De acordo com o presidente do Sintramubi, os servidores poderão decidir entrar em greve porque a prefeitura descumpriu boa parte do acordo anterior com o sindicato.

Entre os pontos apresentados por Jorge, está a revisão do Plano de Cargos e Salários. “A prefeitura acertou que acataria alguns revisões, mas, no final, não fez”, observou o sindicalista.

 

CONDIÇÕES DE TRABALHO

Uma das reclamações do Sintramubi é com relação às condições de trabalho dos servidores.

Jorge cita o caso específico da sede da secretaria municipal de obras onde só existe um banheiro usado tanto por homens como por mulheres. Para o sindicalista, a prefeitura tinha de instalar mais outro banheiro. Ele salienta que a secretaria de obras tem expressivo número de funcionários e é problemático ter apenas um banheiro.

Bom! De banheiro, o prefeito Ramon, pelo jeito, entende, pois licitou recentemente quase R$ 1 milhão em aluguel de banheiros químicos (!!!) Quem sabe, Ramon construa um segundo banheiro na secretaria de obras.

 

ESCOLA

E continuando a falar de banheiros, o sindicalista observa que a Escola Municipal Fernando Brüggemann Viegas de Amorim, no bairro Janaína, só possui um único banheiro para atender os professores, tanto homens como mulheres. “É problemático ter uma escola com um único banheiro para 60 profissionais que lá trabalham. Reivindicamos a instalação de mais um banheiro no mínimo”, observa Jorge.

O sindicalista comenta que chegou ao sindicato notícia de que houve professores que acabaram respondendo a processos administrativos por usar os banheiros dos alunos.

 

ROMBO

Além das reivindicações trabalhistas que vão desde uma revisão do Plano de Cargos e Salários até questões práticas como falta de banheiros, o sindicalista Jorge também questiona: que história é essa do rombo de R$ 12 milhões na Saúde?

A notícia não foi deste jornal nem é revelação de investigação de vereador ou de quem quer que seja. Trata-se de uma informação oficial da própria prefeitura. Em recente explanação na câmara de vereadores de Biguaçu, o secretário Daniel Luz disse aos vereadores que havia esse rombo.

QUESTIONAMENTOS

“O que está acontecendo? Como assim “rombo” de R$ 12 milhões? Se estamos falando de rombo, estamos falando de dinheiro público que está faltando. Espero que a própria câmara de vereadores investigue o que está acontecendo. A secretaria municipal de saúde, Genivalda Ronconi, deve e tem de dar explicações. Tem de explicar o que foi esse rombo. Como é que isso aconteceu?”

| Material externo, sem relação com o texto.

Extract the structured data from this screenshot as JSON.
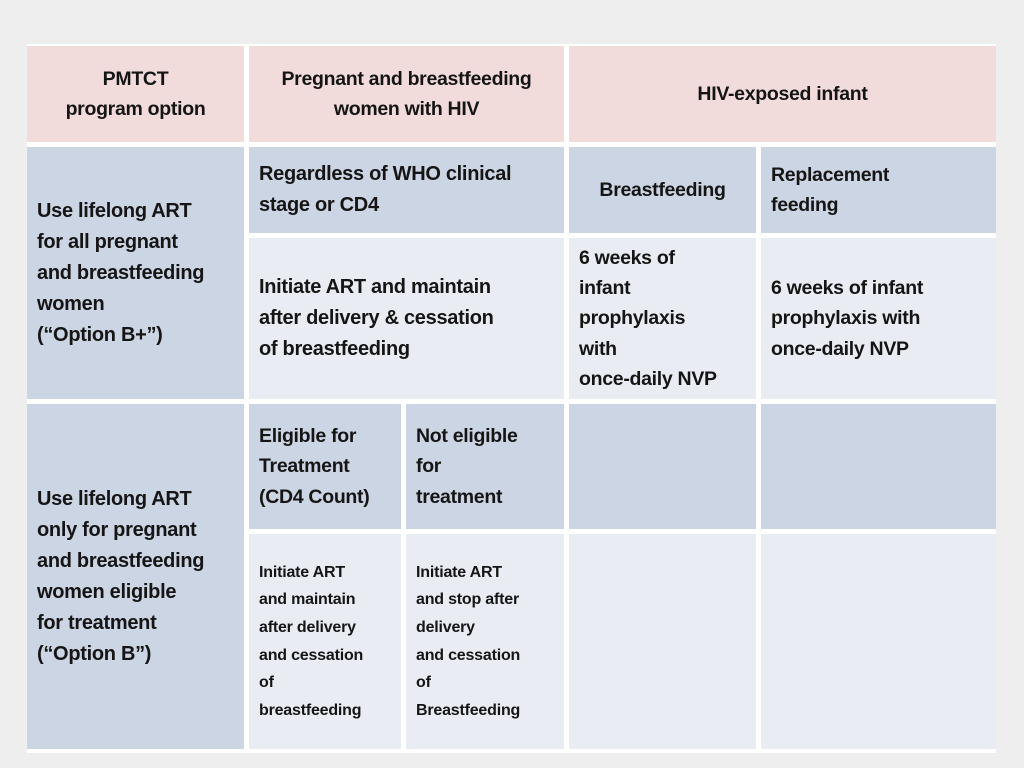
{
  "colors": {
    "page_bg": "#eeeeee",
    "header_bg": "#f2dcdb",
    "row_dark_bg": "#ccd5e3",
    "row_light_bg": "#e9edf3",
    "border": "#ffffff",
    "text": "#151515"
  },
  "table": {
    "header": {
      "program_option": "PMTCT\nprogram option",
      "women": "Pregnant and breastfeeding\nwomen with HIV",
      "infant": "HIV-exposed infant"
    },
    "option_b_plus": {
      "label": "Use lifelong ART\nfor all pregnant\nand breastfeeding\nwomen\n(“Option B+”)",
      "criteria": "Regardless of WHO clinical\nstage or CD4",
      "breastfeeding_header": "Breastfeeding",
      "replacement_header": "Replacement\nfeeding",
      "maternal_regimen": "Initiate ART and maintain\nafter delivery & cessation\nof breastfeeding",
      "infant_breastfeeding": "6 weeks of\ninfant\nprophylaxis\nwith\nonce-daily NVP",
      "infant_replacement": "6 weeks of infant\nprophylaxis with\nonce-daily NVP"
    },
    "option_b": {
      "label": "Use lifelong ART\nonly for pregnant\nand breastfeeding\nwomen eligible\nfor treatment\n(“Option B”)",
      "eligible_header": "Eligible for\nTreatment\n(CD4 Count)",
      "not_eligible_header": "Not eligible\nfor\ntreatment",
      "eligible_regimen": "Initiate ART\nand maintain\nafter delivery\nand cessation\nof\nbreastfeeding",
      "not_eligible_regimen": "Initiate ART\nand stop after\ndelivery\nand cessation\nof\nBreastfeeding"
    }
  }
}
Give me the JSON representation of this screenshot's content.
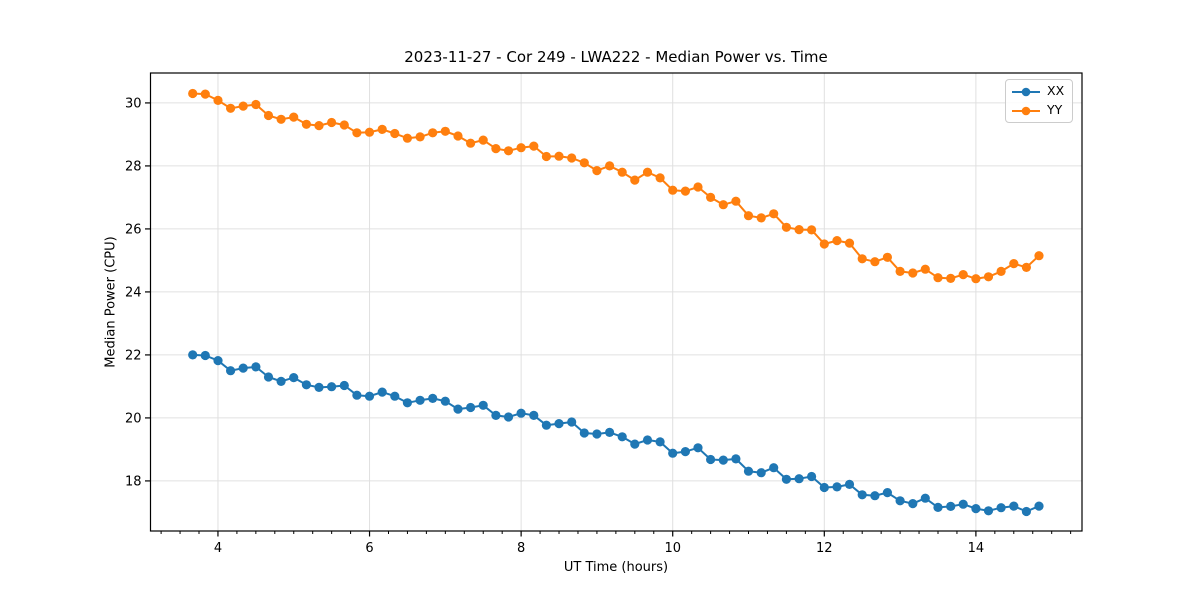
{
  "figure": {
    "title": "2023-11-27 - Cor 249 - LWA222 - Median Power vs. Time",
    "xlabel": "UT Time (hours)",
    "ylabel": "Median Power (CPU)"
  },
  "legend": {
    "position": "upper right",
    "items": [
      {
        "label": "XX",
        "color": "#1f77b4"
      },
      {
        "label": "YY",
        "color": "#ff7f0e"
      }
    ]
  },
  "chart_data": {
    "type": "line",
    "title": "2023-11-27 - Cor 249 - LWA222 - Median Power vs. Time",
    "xlabel": "UT Time (hours)",
    "ylabel": "Median Power (CPU)",
    "grid": true,
    "grid_color": "#e0e0e0",
    "background": "#ffffff",
    "xlim": [
      3.11,
      15.4
    ],
    "ylim": [
      16.41,
      30.95
    ],
    "x_ticks": [
      4,
      6,
      8,
      10,
      12,
      14
    ],
    "y_ticks": [
      18,
      20,
      22,
      24,
      26,
      28,
      30
    ],
    "x_minor_tick_step": 0.25,
    "legend_position": "upper right",
    "marker": "circle",
    "x": [
      3.667,
      3.833,
      4.0,
      4.167,
      4.333,
      4.5,
      4.667,
      4.833,
      5.0,
      5.167,
      5.333,
      5.5,
      5.667,
      5.833,
      6.0,
      6.167,
      6.333,
      6.5,
      6.667,
      6.833,
      7.0,
      7.167,
      7.333,
      7.5,
      7.667,
      7.833,
      8.0,
      8.167,
      8.333,
      8.5,
      8.667,
      8.833,
      9.0,
      9.167,
      9.333,
      9.5,
      9.667,
      9.833,
      10.0,
      10.167,
      10.333,
      10.5,
      10.667,
      10.833,
      11.0,
      11.167,
      11.333,
      11.5,
      11.667,
      11.833,
      12.0,
      12.167,
      12.333,
      12.5,
      12.667,
      12.833,
      13.0,
      13.167,
      13.333,
      13.5,
      13.667,
      13.833,
      14.0,
      14.167,
      14.333,
      14.5,
      14.667,
      14.833
    ],
    "series": [
      {
        "name": "XX",
        "color": "#1f77b4",
        "values": [
          22.0,
          21.98,
          21.82,
          21.5,
          21.58,
          21.62,
          21.3,
          21.16,
          21.28,
          21.05,
          20.97,
          20.99,
          21.03,
          20.72,
          20.69,
          20.82,
          20.69,
          20.48,
          20.56,
          20.62,
          20.53,
          20.28,
          20.33,
          20.4,
          20.08,
          20.03,
          20.15,
          20.08,
          19.77,
          19.82,
          19.87,
          19.52,
          19.49,
          19.54,
          19.4,
          19.17,
          19.3,
          19.24,
          18.88,
          18.93,
          19.05,
          18.68,
          18.66,
          18.7,
          18.31,
          18.26,
          18.42,
          18.05,
          18.07,
          18.14,
          17.79,
          17.81,
          17.89,
          17.56,
          17.53,
          17.63,
          17.37,
          17.28,
          17.45,
          17.16,
          17.19,
          17.26,
          17.12,
          17.05,
          17.15,
          17.2,
          17.03,
          17.2
        ]
      },
      {
        "name": "YY",
        "color": "#ff7f0e",
        "values": [
          30.3,
          30.28,
          30.08,
          29.83,
          29.9,
          29.95,
          29.6,
          29.48,
          29.55,
          29.32,
          29.28,
          29.38,
          29.3,
          29.05,
          29.07,
          29.16,
          29.03,
          28.88,
          28.92,
          29.05,
          29.1,
          28.95,
          28.72,
          28.82,
          28.55,
          28.48,
          28.58,
          28.63,
          28.3,
          28.31,
          28.25,
          28.1,
          27.85,
          28.0,
          27.8,
          27.55,
          27.8,
          27.62,
          27.23,
          27.2,
          27.33,
          27.0,
          26.77,
          26.88,
          26.42,
          26.35,
          26.48,
          26.05,
          25.98,
          25.97,
          25.52,
          25.63,
          25.55,
          25.05,
          24.96,
          25.1,
          24.65,
          24.6,
          24.72,
          24.45,
          24.43,
          24.55,
          24.42,
          24.48,
          24.65,
          24.9,
          24.78,
          25.15
        ]
      }
    ]
  }
}
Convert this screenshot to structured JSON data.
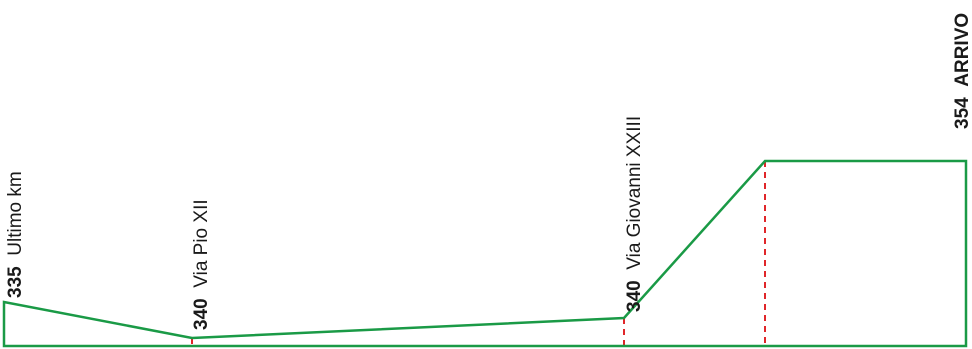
{
  "profile": {
    "line_color": "#1a9a46",
    "marker_color": "#e0262a",
    "text_color": "#1a1a1a",
    "waypoints": [
      {
        "altitude": "335",
        "name": "Ultimo km"
      },
      {
        "altitude": "340",
        "name": "Via Pio XII"
      },
      {
        "altitude": "340",
        "name": "Via Giovanni XXIII"
      },
      {
        "altitude": "354",
        "name": "ARRIVO"
      }
    ]
  }
}
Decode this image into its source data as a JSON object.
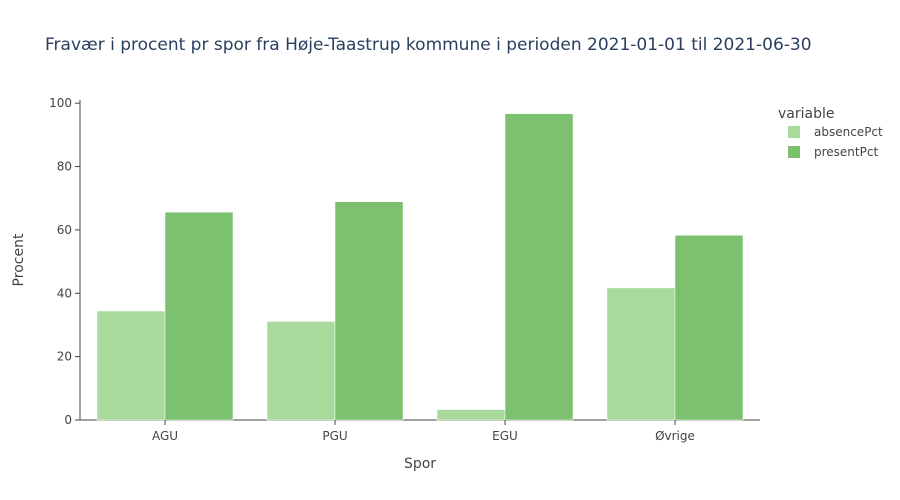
{
  "chart_data": {
    "type": "bar",
    "title": "Fravær i procent pr spor fra Høje-Taastrup kommune i perioden 2021-01-01 til 2021-06-30",
    "xlabel": "Spor",
    "ylabel": "Procent",
    "categories": [
      "AGU",
      "PGU",
      "EGU",
      "Øvrige"
    ],
    "series": [
      {
        "name": "absencePct",
        "values": [
          34.4,
          31.1,
          3.3,
          41.7
        ],
        "color": "#a8da9b"
      },
      {
        "name": "presentPct",
        "values": [
          65.6,
          68.9,
          96.7,
          58.3
        ],
        "color": "#7bc16f"
      }
    ],
    "ylim": [
      0,
      101
    ],
    "yticks": [
      0,
      20,
      40,
      60,
      80,
      100
    ],
    "legend_title": "variable",
    "legend_position": "top-right",
    "grid": false
  }
}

Estas são algumas indagações do presidente do Sintramubi. “A saúde de Biguaçu é terceirizada, isto é, a prefeitura contratou uma empresa para cuidar do setor. Portanto, subentende-se que a prefeitura paga essa empresa com fundos destinados à saúde. Se existe um rombo, como é que foi feito? A prefeitura pagou a empresa? A empresa recebeu ou não esse dinheiro? A empresa não pagou fornecedores? O que aconteceu? Por isso, a secretaria de saúde tem de se explicar sob pena de ser responsabilizada pelo problema. Não estamos falando de R$ 12 mil ou R$ 120 mil. Estamos falando de R$ 12 milhões!!! É muito dinheiro. A prefeitura tem de se explicar imediatamente”, observa Jorge.